To put that in perspective, Hystad said, prior research has found that maternal smoking leads to a roughly 150-gram decrease in birthweight, which is 5.3 ounces. An average full-term baby in the U.S. weighs about 3,300 grams, which is 7.3 pounds.
Based on roadway proximity to residential areas throughout the country, the researchers estimate that 1.3 million babies are born each year in regions close enough to be affected by pollution from congestion, roughly 27% of all births in the U.S.
“A 9-gram decrease alone isn’t clinically significant, but this is sort of an indicator of the biological impacts that are happening, which will push some babies into a clinically relevant adverse impact,” Hystad said. “Often we’ll see this with air pollution—we’ll see a 2-3% increase in some impact, like mortality or cardiovascular disease—but when you multiply that by 27% of all births, that does translate into a substantial potential impact.”
Furthermore, researchers estimate that 260,000 babies born at full term each year live in the highest-exposure zones, where they observed the largest magnitude of impact from congestion.
Now that they can measure congestion, Hystad said, it is important to include these findings in policy and regulation discussions, especially because the highest-traffic areas tend to be concentrated near socioeconomically deprived neighborhoods and disproportionately affect minoritized populations.
Unlike tailpipe emissions, which are largely regulated at the federal level, traffic congestion is something that can be addressed in the context of local programs and policies, he said.
“How do you target methods to reduce exposures that happen in very localized areas?
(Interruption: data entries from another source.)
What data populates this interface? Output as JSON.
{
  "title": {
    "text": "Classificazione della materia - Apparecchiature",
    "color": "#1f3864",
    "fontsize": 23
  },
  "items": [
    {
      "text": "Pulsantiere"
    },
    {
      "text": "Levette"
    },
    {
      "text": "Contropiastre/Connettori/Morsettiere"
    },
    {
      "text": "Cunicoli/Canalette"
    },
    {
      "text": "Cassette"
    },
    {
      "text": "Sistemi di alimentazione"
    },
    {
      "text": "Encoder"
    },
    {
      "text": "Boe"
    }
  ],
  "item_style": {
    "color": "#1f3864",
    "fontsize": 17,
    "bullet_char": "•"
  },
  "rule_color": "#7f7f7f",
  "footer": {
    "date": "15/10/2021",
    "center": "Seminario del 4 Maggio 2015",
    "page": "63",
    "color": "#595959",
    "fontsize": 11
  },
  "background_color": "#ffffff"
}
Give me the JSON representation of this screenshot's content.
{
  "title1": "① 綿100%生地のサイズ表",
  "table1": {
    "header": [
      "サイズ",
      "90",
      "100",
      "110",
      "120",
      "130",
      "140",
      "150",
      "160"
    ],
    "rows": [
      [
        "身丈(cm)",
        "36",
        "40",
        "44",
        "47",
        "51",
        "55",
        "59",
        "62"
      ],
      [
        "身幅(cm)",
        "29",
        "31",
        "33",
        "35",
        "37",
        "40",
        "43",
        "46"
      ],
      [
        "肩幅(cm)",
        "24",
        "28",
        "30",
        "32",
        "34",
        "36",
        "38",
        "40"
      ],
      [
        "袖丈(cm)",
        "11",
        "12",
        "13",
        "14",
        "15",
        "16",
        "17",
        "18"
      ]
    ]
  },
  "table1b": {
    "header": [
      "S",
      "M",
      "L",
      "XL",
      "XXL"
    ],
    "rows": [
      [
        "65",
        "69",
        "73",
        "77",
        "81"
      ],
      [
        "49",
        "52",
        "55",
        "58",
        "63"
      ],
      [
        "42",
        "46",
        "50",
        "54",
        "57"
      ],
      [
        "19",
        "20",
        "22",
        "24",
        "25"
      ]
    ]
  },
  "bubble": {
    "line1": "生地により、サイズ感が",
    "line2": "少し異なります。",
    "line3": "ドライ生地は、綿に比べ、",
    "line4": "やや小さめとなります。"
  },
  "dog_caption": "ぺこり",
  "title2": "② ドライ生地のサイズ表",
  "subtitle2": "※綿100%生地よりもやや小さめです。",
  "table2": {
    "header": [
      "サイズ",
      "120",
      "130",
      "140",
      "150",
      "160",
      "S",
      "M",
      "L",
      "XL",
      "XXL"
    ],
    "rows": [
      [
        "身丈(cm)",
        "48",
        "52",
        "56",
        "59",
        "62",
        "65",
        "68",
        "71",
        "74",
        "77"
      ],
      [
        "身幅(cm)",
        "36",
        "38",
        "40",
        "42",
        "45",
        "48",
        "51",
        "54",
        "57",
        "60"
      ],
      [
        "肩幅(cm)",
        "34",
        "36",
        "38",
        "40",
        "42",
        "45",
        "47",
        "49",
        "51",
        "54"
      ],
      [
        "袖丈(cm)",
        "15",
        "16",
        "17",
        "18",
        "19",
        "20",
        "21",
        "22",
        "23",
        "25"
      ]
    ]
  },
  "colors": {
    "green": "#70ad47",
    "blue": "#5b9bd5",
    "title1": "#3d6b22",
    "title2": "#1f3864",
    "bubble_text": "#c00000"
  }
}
It can be as simple as putting up sound barriers or vegetation barriers, or using zoning approaches and saying you can’t build a school or a daycare within 500 meters of a highway,” he said. “One thing we wanted to be very cognizant about is that we’re not promoting this idea of ‘We need bigger highways.’ That’s not going to solve the problem.”
An upcoming paper from the same research team will dive deeper into the socioeconomic and racial disparities in birthweight impacts from traffic congestion, Hystad said.